Da Sozialabgaben und "nur" knapp die Hälfte vom Brutto, ist es wirklich Krankengeld, also von der GKV.

Die unterliegt dem Progressionsvorbehalt, die 5000 von A werden also mit dem Steuersatz versteuert, der sich aus der Splittingtabelle für mtl. 7300 ergibt.

Mit der Kombination 4/4 bekommt Ihr eine Erstattung, mit 3/5 wäre eine heftige Nachzahlung fällig.

Da Ihr vermutlich nicht Hunger leiden müsst, belasst es bei der jetzigen Konstellation.

Kommentar von JimPanse ,

Nur, dass ich das richtig verstehe:

Person A zahlt laut Grundtabelle bei einem Jahreseinkommen von 60000€, 16961€ Lohnsteuer (=28%) (https://www.bmf-steuerrechner.de/uebersicht_ekst/?)

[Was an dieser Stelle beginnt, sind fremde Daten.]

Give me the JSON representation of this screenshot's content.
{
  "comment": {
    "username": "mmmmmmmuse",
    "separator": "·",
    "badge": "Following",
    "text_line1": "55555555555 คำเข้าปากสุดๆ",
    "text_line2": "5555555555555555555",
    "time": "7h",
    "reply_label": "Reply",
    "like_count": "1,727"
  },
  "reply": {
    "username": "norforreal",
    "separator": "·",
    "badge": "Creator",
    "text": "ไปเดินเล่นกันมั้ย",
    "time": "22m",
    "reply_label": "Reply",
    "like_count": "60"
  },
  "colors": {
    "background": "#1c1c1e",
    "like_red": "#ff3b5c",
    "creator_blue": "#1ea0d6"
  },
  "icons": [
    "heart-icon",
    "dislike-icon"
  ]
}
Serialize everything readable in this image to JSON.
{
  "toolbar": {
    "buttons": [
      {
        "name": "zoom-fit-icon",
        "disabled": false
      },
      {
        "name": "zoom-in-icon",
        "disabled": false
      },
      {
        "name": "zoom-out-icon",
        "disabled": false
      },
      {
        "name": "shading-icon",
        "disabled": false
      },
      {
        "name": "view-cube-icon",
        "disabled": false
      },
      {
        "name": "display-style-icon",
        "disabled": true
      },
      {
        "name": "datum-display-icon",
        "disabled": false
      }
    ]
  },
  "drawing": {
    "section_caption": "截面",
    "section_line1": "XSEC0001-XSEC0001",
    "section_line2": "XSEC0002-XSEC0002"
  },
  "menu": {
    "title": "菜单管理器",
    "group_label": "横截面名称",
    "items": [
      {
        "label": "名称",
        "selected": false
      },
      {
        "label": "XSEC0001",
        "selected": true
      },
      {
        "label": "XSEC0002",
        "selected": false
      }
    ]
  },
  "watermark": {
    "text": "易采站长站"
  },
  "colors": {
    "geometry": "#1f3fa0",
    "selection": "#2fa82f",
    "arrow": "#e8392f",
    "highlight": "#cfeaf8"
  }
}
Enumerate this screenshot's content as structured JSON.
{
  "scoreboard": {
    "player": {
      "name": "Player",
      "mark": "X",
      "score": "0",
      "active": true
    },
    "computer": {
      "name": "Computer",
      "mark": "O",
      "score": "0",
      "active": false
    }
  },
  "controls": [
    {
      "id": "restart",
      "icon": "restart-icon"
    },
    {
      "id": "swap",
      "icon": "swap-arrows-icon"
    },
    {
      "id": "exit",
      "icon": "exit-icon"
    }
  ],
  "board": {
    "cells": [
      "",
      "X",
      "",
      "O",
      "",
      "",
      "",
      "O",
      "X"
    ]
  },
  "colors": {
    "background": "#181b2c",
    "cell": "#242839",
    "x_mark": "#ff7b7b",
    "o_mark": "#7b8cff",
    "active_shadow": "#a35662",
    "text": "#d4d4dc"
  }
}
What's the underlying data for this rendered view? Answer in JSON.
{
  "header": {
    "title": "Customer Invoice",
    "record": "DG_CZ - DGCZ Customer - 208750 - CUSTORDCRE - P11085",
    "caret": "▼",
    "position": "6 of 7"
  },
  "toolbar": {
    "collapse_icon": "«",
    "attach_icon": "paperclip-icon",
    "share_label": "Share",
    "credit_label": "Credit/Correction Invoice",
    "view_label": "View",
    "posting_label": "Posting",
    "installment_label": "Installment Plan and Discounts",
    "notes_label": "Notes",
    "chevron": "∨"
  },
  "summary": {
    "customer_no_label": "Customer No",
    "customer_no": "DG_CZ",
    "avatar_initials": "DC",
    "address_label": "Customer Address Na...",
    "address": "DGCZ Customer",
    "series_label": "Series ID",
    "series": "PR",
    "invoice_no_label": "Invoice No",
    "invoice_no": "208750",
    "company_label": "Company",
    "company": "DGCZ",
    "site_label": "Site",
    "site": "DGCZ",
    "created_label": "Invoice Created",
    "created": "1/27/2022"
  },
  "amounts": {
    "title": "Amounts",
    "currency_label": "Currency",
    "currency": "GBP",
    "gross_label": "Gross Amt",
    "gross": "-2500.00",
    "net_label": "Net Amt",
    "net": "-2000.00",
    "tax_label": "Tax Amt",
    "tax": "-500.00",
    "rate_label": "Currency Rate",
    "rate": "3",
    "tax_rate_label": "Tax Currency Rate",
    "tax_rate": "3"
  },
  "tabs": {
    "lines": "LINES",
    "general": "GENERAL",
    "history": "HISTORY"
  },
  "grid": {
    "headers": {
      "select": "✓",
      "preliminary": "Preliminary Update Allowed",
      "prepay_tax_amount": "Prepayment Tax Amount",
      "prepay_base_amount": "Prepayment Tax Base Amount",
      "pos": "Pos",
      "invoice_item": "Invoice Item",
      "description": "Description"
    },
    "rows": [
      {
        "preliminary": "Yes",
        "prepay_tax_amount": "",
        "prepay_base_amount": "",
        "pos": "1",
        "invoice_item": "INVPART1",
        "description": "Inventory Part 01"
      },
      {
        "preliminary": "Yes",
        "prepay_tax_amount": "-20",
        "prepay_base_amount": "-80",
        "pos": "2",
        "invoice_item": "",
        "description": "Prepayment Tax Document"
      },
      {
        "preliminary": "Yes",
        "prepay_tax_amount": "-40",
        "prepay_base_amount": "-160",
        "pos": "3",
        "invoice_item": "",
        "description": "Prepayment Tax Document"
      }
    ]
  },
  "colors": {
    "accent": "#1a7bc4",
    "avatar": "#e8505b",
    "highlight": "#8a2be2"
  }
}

Um den Steuersatz nach Ehegattensplitting zu ermitteln, schaue ich in die Splittingtabelle. Da das Krankengeld dem Progressionsvorbehalt unterliegt, schaue ich in dieser Tabelle bei 60000+12*2200=86400 nach (runden wir mal auf 85000). Daraus ergibt sich eine Steuerbelastung von 19714 € (=23%). Dieser Steuersatz wird nun auf das zu versteuernde Einkommen von Person A und B angewendet (=60000)???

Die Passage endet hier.